Last night, I dreamed about my oldest online friend. I believe that I have dreamt about her before, but this time there was no doubt, It was S. I called her by her name, talked to her about her flight up to NY, recognized her without a doubt.



We were excited to be hanging out, but trying to explain to my wife (who was there and thought it was funny how we got our stories crossed, and in her way immediately seemed better friends with my friend than I am). how we originally met was sticky. I had met S during a time when my marital relationship was extremely rocky to say the least, and I had been doing other, more time-consuming stuff online that didn't help matters. In the end we never did get completely honest.

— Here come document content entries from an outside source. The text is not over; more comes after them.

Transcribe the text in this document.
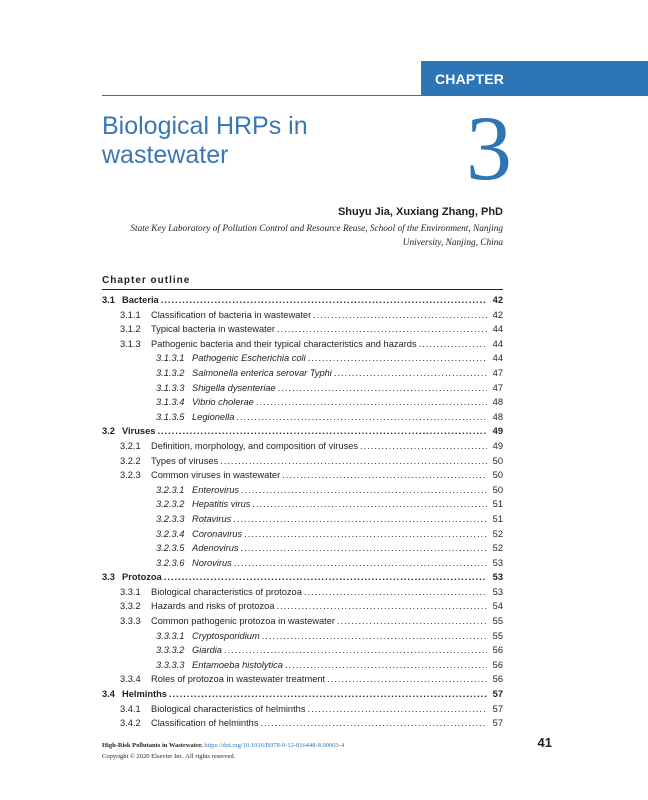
CHAPTER
Biological HRPs in wastewater	3
Shuyu Jia, Xuxiang Zhang, PhD
State Key Laboratory of Pollution Control and Resource Reuse, School of the Environment, Nanjing University, Nanjing, China
Chapter outline
3.1 Bacteria .....	42
3.1.1	Classification of bacteria in wastewater .....	42
3.1.2	Typical bacteria in wastewater .....	44
3.1.3	Pathogenic bacteria and their typical characteristics and hazards .....	44
3.1.3.1 Pathogenic Escherichia coli .....	44
3.1.3.2 Salmonella enterica serovar Typhi .....	47
3.1.3.3 Shigella dysenteriae .....	47
3.1.3.4 Vibrio cholerae .....	48
3.1.3.5 Legionella .....	48
3.2 Viruses .....	49
3.2.1	Definition, morphology, and composition of viruses .....	49
3.2.2	Types of viruses .....	50
3.2.3	Common viruses in wastewater .....	50
3.2.3.1 Enterovirus .....	50
3.2.3.2 Hepatitis virus .....	51
3.2.3.3 Rotavirus .....	51
3.2.3.4 Coronavirus .....	52
3.2.3.5 Adenovirus .....	52
3.2.3.6 Norovirus .....	53
3.3 Protozoa .....	53
3.3.1	Biological characteristics of protozoa .....	53
3.3.2	Hazards and risks of protozoa .....	54
3.3.3	Common pathogenic protozoa in wastewater .....	55
3.3.3.1 Cryptosporidium .....	55
3.3.3.2 Giardia .....	56
3.3.3.3 Entamoeba histolytica .....	56
3.3.4	Roles of protozoa in wastewater treatment .....	56
3.4 Helminths .....	57
3.4.1	Biological characteristics of helminths .....	57
3.4.2	Classification of helminths .....	57
High-Risk Pollutants in Wastewater. https://doi.org/10.1016/B978-0-12-816448-8.00003-4
Copyright © 2020 Elsevier Inc. All rights reserved.
41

We were hanging out in this run-down dingy apartment that had this monstrous, particle-board faux oak beaten up entertainment center. We were trying to listen to the butthole surfers with a bunch of my butthead friends from my early twenties. There was this monstrous boom box and it kept skipping It was playing different parts from "Cream Corn and the Socket of Davis"

there are parts of that album that I cannot listen to without getting melancholy about lost youth and wasted years, and in this dream that same sense of melancholy pervaded. I was so relieved to be finally hanging out with S, and we clicked as friends, not just me and her but she clicked with the wife as well. There was this horrible sense that maybe if we had all gotten together sooner we could have helped each other in some strange way.

Finally, the boom box started feeding back and the sound absorbed me. i was sucked into one monstrous woofer and woke up to country on my alarm clock. (it keeps doing this to me, no shit, I keep waking up to different stations than I lay down to.